New York State’s Race to the Top application promises assessments in areas that are not currently evaluated – social studies, science, the arts, economics and multimedia and computer technology – “to ensure our graduates are fully literate in 21st century skills.”
State education officials must now decide exactly how to grade teachers in subjects in which they’ve never before been under scrutiny.
“The state has to come up with an assessment piece,” said Joe Williams, executive director of Democrats for Education Reform, a multistate advocacy group, “new criteria if not a statewide test.”
Emily Richmond, public editor of National Education Writers Association, confirmed that the federal Department of Education will likely insist on a new teacher testing battery for New York. “The most important thing is what the state promised to do in its own plan and its scope of work, she said. “That’s what the feds are holding states to.”
Other states receiving Race to the Top money have struggled with implementation. In Tennessee, one of the states that won the Race to the Top grant, music teachers were held accountable based on their students’ writing scores.
The evaluation agreement, widely considered a coup for Gov. Andrew Cuomo, is destined to affect all 222,000 public school teachers in the state. Besides creating new evaluation systems, state education officials will have to align those with testing and assessments already in place in local school districts.
Thomas Knab, vice-president of New York State Arts Teachers Association and president of the Williamsville Teachers Association teaches in a district, near Buffalo, that has already devised its own system of evaluations in subjects beyond math and English. He’s concerned about what will happen as the state’s new standards, which will have to be devised quickly, descend onto local districts.
“The changes seem to be developed on an as-needed basis without sufficient planning,” said Knab. He notes that his own subject, art, is especially subjective and tough to evaluate. Currently, each school district determines how students and teachers are graded.
Under the new deal, which gives local districts the power to determine 40 percent of a teacher’s evaluation, localities will still have some leeway to determine how educators will be graded.

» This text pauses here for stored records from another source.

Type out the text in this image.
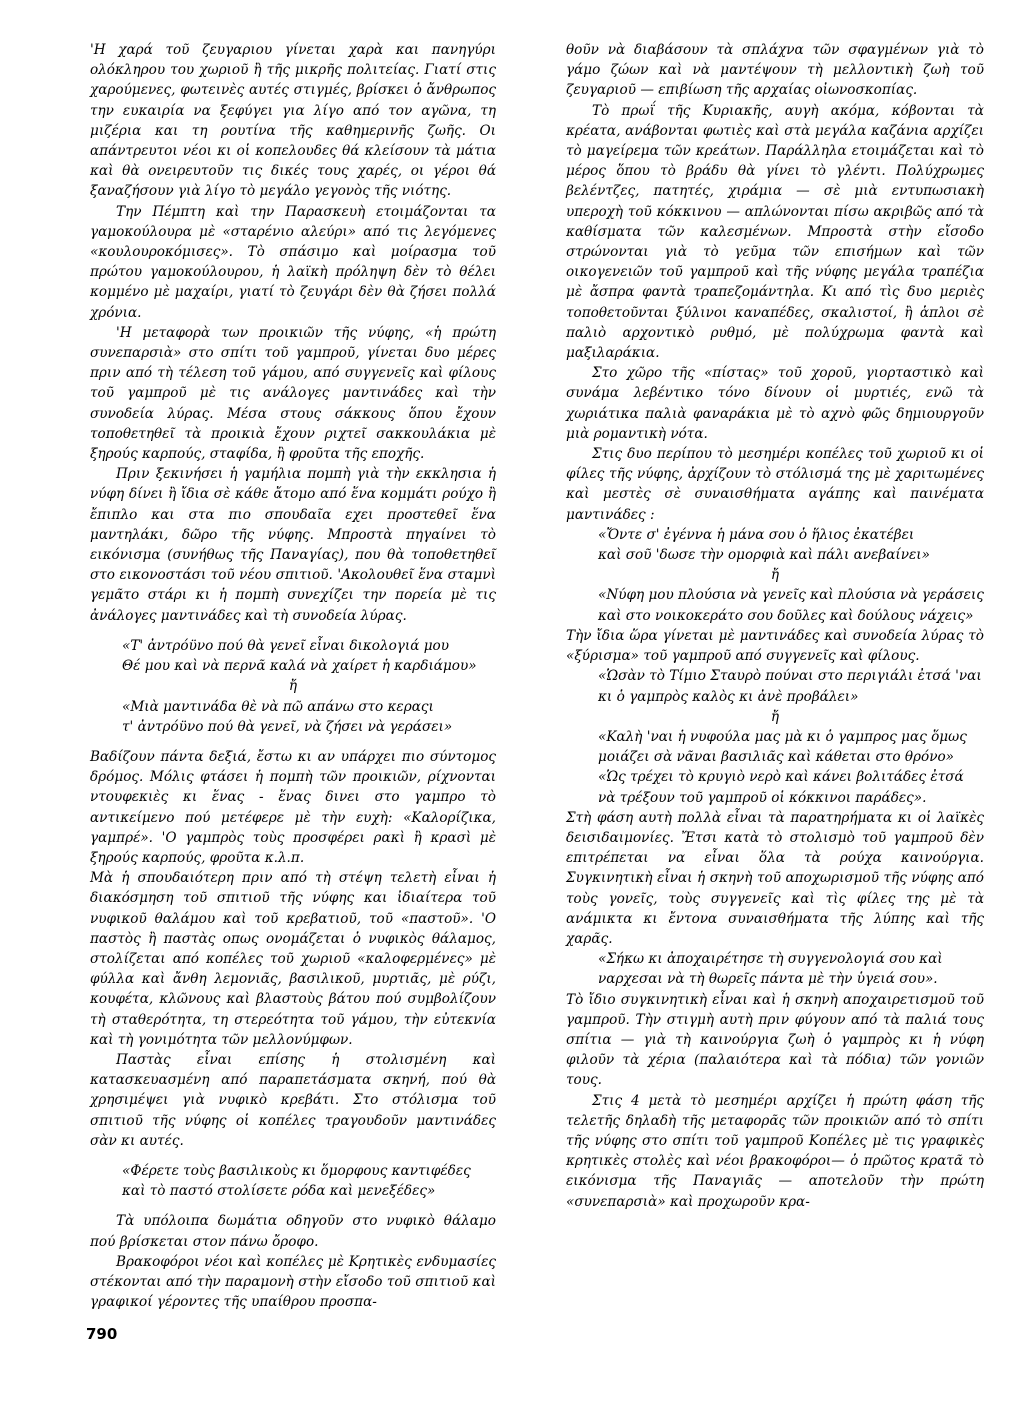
'Η χαρά τοῦ ζευγαριου γίνεται χαρὰ και πανηγύρι ολόκληρου του χωριοῦ ἢ τῆς μικρῆς πολιτείας. Γιατί στις χαρούμενες, φωτεινὲς αυτές στιγμές, βρίσκει ὁ ἄνθρωπος την ευκαιρία να ξεφύγει για λίγο από τον αγῶνα, τη μιζέρια και τη ρουτίνα τῆς καθημερινῆς ζωῆς. Οι απάντρευτοι νέοι κι οἱ κοπελουδες θά κλείσουν τὰ μάτια καὶ θὰ ονειρευτοῦν τις δικές τους χαρές, οι γέροι θά ξαναζήσουν γιὰ λίγο τὸ μεγάλο γεγονὸς τῆς νιότης.

Την Πέμπτη καὶ την Παρασκευὴ ετοιμάζονται τα γαμοκούλουρα μὲ «σταρένιο αλεύρι» από τις λεγόμενες «κουλουροκόμισες». Τὸ σπάσιμο καὶ μοίρασμα τοῦ πρώτου γαμοκούλουρου, ἡ λαϊκὴ πρόληψη δὲν τὸ θέλει κομμένο μὲ μαχαίρι, γιατί τὸ ζευγάρι δὲν θὰ ζήσει πολλά χρόνια.

'Η μεταφορὰ των προικιῶν τῆς νύφης, «ἡ πρώτη συνεπαρσιὰ» στο σπίτι τοῦ γαμπροῦ, γίνεται δυο μέρες πριν από τὴ τέλεση τοῦ γάμου, από συγγενεῖς καὶ φίλους τοῦ γαμπροῦ μὲ τις ανάλογες μαντινάδες καὶ τὴν συνοδεία λύρας. Μέσα στους σάκκους ὅπου ἔχουν τοποθετηθεῖ τὰ προικιὰ ἔχουν ριχτεῖ σακκουλάκια μὲ ξηρούς καρπούς, σταφίδα, ἢ φροῦτα τῆς εποχῆς.

Πριν ξεκινήσει ἡ γαμήλια πομπὴ γιὰ τὴν εκκλησια ἡ νύφη δίνει ἢ ἴδια σὲ κάθε ἄτομο από ἕνα κομμάτι ρούχο ἢ ἔπιπλο και στα πιο σπουδαῖα εχει προστεθεῖ ἕνα μαντηλάκι, δῶρο τῆς νύφης. Μπροστὰ πηγαίνει τὸ εικόνισμα (συνήθως τῆς Παναγίας), που θὰ τοποθετηθεῖ στο εικονοστάσι τοῦ νέου σπιτιοῦ. 'Ακολουθεῖ ἕνα σταμνὶ γεμᾶτο στάρι κι ἡ πομπὴ συνεχίζει την πορεία μὲ τις ἀνάλογες μαντινάδες καὶ τὴ συνοδεία λύρας.

«Τ' ἀντρόϋνο πού θὰ γενεῖ εἶναι δικολογιά μου

Θέ μου καὶ νὰ περνᾶ καλά νὰ χαίρετ ἡ καρδιάμου»

ἤ

«Μιὰ μαντινάδα θὲ νὰ πῶ απάνω στο κεραςι

τ' ἀντρόϋνο πού θὰ γενεῖ, νὰ ζήσει νὰ γεράσει»

Βαδίζουν πάντα δεξιά, ἔστω κι αν υπάρχει πιο σύντομος δρόμος. Μόλις φτάσει ἡ πομπὴ τῶν προικιῶν, ρίχνονται ντουφεκιὲς κι ἕνας - ἕνας δινει στο γαμπρο τὸ αντικείμενο πού μετέφερε μὲ τὴν ευχὴ: «Καλορίζικα, γαμπρέ». 'Ο γαμπρὸς τοὺς προσφέρει ρακὶ ἢ κρασὶ μὲ ξηρούς καρπούς, φροῦτα κ.λ.π.

Μὰ ἡ σπουδαιότερη πριν από τὴ στέψη τελετὴ εἶναι ἡ διακόσμηση τοῦ σπιτιοῦ τῆς νύφης και ἰδιαίτερα τοῦ νυφικοῦ θαλάμου καὶ τοῦ κρεβατιοῦ, τοῦ «παστοῦ». 'Ο παστὸς ἢ παστὰς οπως ονομάζεται ὁ νυφικὸς θάλαμος, στολίζεται από κοπέλες τοῦ χωριοῦ «καλοφερμένες» μὲ φύλλα καὶ ἄνθη λεμονιᾶς, βασιλικοῦ, μυρτιᾶς, μὲ ρύζι, κουφέτα, κλῶνους καὶ βλαστοὺς βάτου πού συμβολίζουν τὴ σταθερότητα, τη στερεότητα τοῦ γάμου, τὴν εὐτεκνία καὶ τὴ γονιμότητα τῶν μελλονύμφων.

Παστὰς εἶναι επίσης ἡ στολισμένη καὶ κατασκευασμένη από παραπετάσματα σκηνή, πού θὰ χρησιμέψει γιὰ νυφικὸ κρεβάτι. Στο στόλισμα τοῦ σπιτιοῦ τῆς νύφης οἱ κοπέλες τραγουδοῦν μαντινάδες σὰν κι αυτές.

«Φέρετε τοὺς βασιλικοὺς κι ὅμορφους καντιφέδες

καὶ τὸ παστό στολίσετε ρόδα καὶ μενεξέδες»

Τὰ υπόλοιπα δωμάτια οδηγοῦν στο νυφικὸ θάλαμο πού βρίσκεται στον πάνω ὄροφο.

Βρακοφόροι νέοι καὶ κοπέλες μὲ Κρητικὲς ενδυμασίες στέκονται από τὴν παραμονὴ στὴν εἴσοδο τοῦ σπιτιοῦ καὶ γραφικοί γέροντες τῆς υπαίθρου προσπα-

θοῦν νὰ διαβάσουν τὰ σπλάχνα τῶν σφαγμένων γιὰ τὸ γάμο ζώων καὶ νὰ μαντέψουν τὴ μελλοντικὴ ζωὴ τοῦ ζευγαριοῦ — επιβίωση τῆς αρχαίας οἰωνοσκοπίας.

Τὸ πρωΐ τῆς Κυριακῆς, αυγὴ ακόμα, κόβονται τὰ κρέατα, ανάβονται φωτιὲς καὶ στὰ μεγάλα καζάνια αρχίζει τὸ μαγείρεμα τῶν κρεάτων. Παράλληλα ετοιμάζεται καὶ τὸ μέρος ὅπου τὸ βράδυ θὰ γίνει τὸ γλέντι. Πολύχρωμες βελέντζες, πατητές, χιράμια — σὲ μιὰ εντυπωσιακὴ υπεροχὴ τοῦ κόκκινου — απλώνονται πίσω ακριβῶς από τὰ καθίσματα τῶν καλεσμένων. Μπροστὰ στὴν εἴσοδο στρώνονται γιὰ τὸ γεῦμα τῶν επισήμων καὶ τῶν οικογενειῶν τοῦ γαμπροῦ καὶ τῆς νύφης μεγάλα τραπέζια μὲ ἄσπρα φαντὰ τραπεζομάντηλα. Κι από τὶς δυο μεριὲς τοποθετοῦνται ξύλινοι καναπέδες, σκαλιστοί, ἢ ἁπλοι σὲ παλιὸ αρχοντικὸ ρυθμό, μὲ πολύχρωμα φαντὰ καὶ μαξιλαράκια.

Στο χῶρο τῆς «πίστας» τοῦ χοροῦ, γιορταστικὸ καὶ συνάμα λεβέντικο τόνο δίνουν οἱ μυρτιές, ενῶ τὰ χωριάτικα παλιὰ φαναράκια μὲ τὸ αχνὸ φῶς δημιουργοῦν μιὰ ρομαντικὴ νότα.

Στις δυο περίπου τὸ μεσημέρι κοπέλες τοῦ χωριοῦ κι οἱ φίλες τῆς νύφης, ἀρχίζουν τὸ στόλισμά της μὲ χαριτωμένες καὶ μεστὲς σὲ συναισθήματα αγάπης καὶ παινέματα μαντινάδες :

«Ὄντε σ' ἐγέννα ἡ μάνα σου ὁ ἥλιος ἐκατέβει

καὶ σοῦ 'δωσε τὴν ομορφιὰ καὶ πάλι ανεβαίνει»

ἤ

«Νύφη μου πλούσια νὰ γενεῖς καὶ πλούσια νὰ γεράσεις

καὶ στο νοικοκεράτο σου δοῦλες καὶ δούλους νάχεις»

Τὴν ἴδια ὥρα γίνεται μὲ μαντινάδες καὶ συνοδεία λύρας τὸ «ξύρισμα» τοῦ γαμπροῦ από συγγενεῖς καὶ φίλους.

«Ὡσὰν τὸ Τίμιο Σταυρὸ πούναι στο περιγιάλι ἐτσά 'ναι κι ὁ γαμπρὸς καλὸς κι ἀνὲ προβάλει»

ἤ

«Καλὴ 'ναι ἡ νυφούλα μας μὰ κι ὁ γαμπρος μας ὅμως μοιάζει σὰ νᾶναι βασιλιᾶς καὶ κάθεται στο θρόνο»

«Ὡς τρέχει τὸ κρυγιὸ νερὸ καὶ κάνει βολιτάδες ἐτσά νὰ τρέξουν τοῦ γαμπροῦ οἱ κόκκινοι παράδες».

Στὴ φάση αυτὴ πολλὰ εἶναι τὰ παρατηρήματα κι οἱ λαϊκὲς δεισιδαιμονίες. Ἔτσι κατὰ τὸ στολισμὸ τοῦ γαμπροῦ δὲν επιτρέπεται να εἶναι ὅλα τὰ ρούχα καινούργια. Συγκινητικὴ εἶναι ἡ σκηνὴ τοῦ αποχωρισμοῦ τῆς νύφης από τοὺς γονεῖς, τοὺς συγγενεῖς καὶ τὶς φίλες της μὲ τὰ ανάμικτα κι ἔντονα συναισθήματα τῆς λύπης καὶ τῆς χαρᾶς.

«Σήκω κι ἀποχαιρέτησε τὴ συγγενολογιά σου καὶ ναρχεσαι νὰ τὴ θωρεῖς πάντα μὲ τὴν ὑγειά σου».

Τὸ ἴδιο συγκινητικὴ εἶναι καὶ ἡ σκηνὴ αποχαιρετισμοῦ τοῦ γαμπροῦ. Τὴν στιγμὴ αυτὴ πριν φύγουν από τὰ παλιά τους σπίτια — γιὰ τὴ καινούργια ζωὴ ὁ γαμπρὸς κι ἡ νύφη φιλοῦν τὰ χέρια (παλαιότερα καὶ τὰ πόδια) τῶν γονιῶν τους.

Στις 4 μετὰ τὸ μεσημέρι αρχίζει ἡ πρώτη φάση τῆς τελετῆς δηλαδὴ τῆς μεταφορᾶς τῶν προικιῶν από τὸ σπίτι τῆς νύφης στο σπίτι τοῦ γαμπροῦ Κοπέλες μὲ τις γραφικὲς κρητικὲς στολὲς καὶ νέοι βρακοφόροι— ὁ πρῶτος κρατᾶ τὸ εικόνισμα τῆς Παναγιᾶς — αποτελοῦν τὴν πρώτη «συνεπαρσιὰ» καὶ προχωροῦν κρα-

790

But even within a district individual schools use widely varying curricula and materials for the same subjects, making it difficult to develop a single yardstick for measuring teachers. A principal on Manhattan’s West Side, who spoke on condition of anonymity, warned that evaluations could be difficult to carry out consistently. “Teachers should be held accountable but currently there is no common curriculum that schools can focus on,” she said. “It seems misguided simply because there isn’t a statewide curriculum and teachers are then graded on these tests.”
Within her Manhattan district, she added, different schools follow very different paths to learning. Said the principal, “You walk into an English class here and one across the street and the kids are using different reading materials.”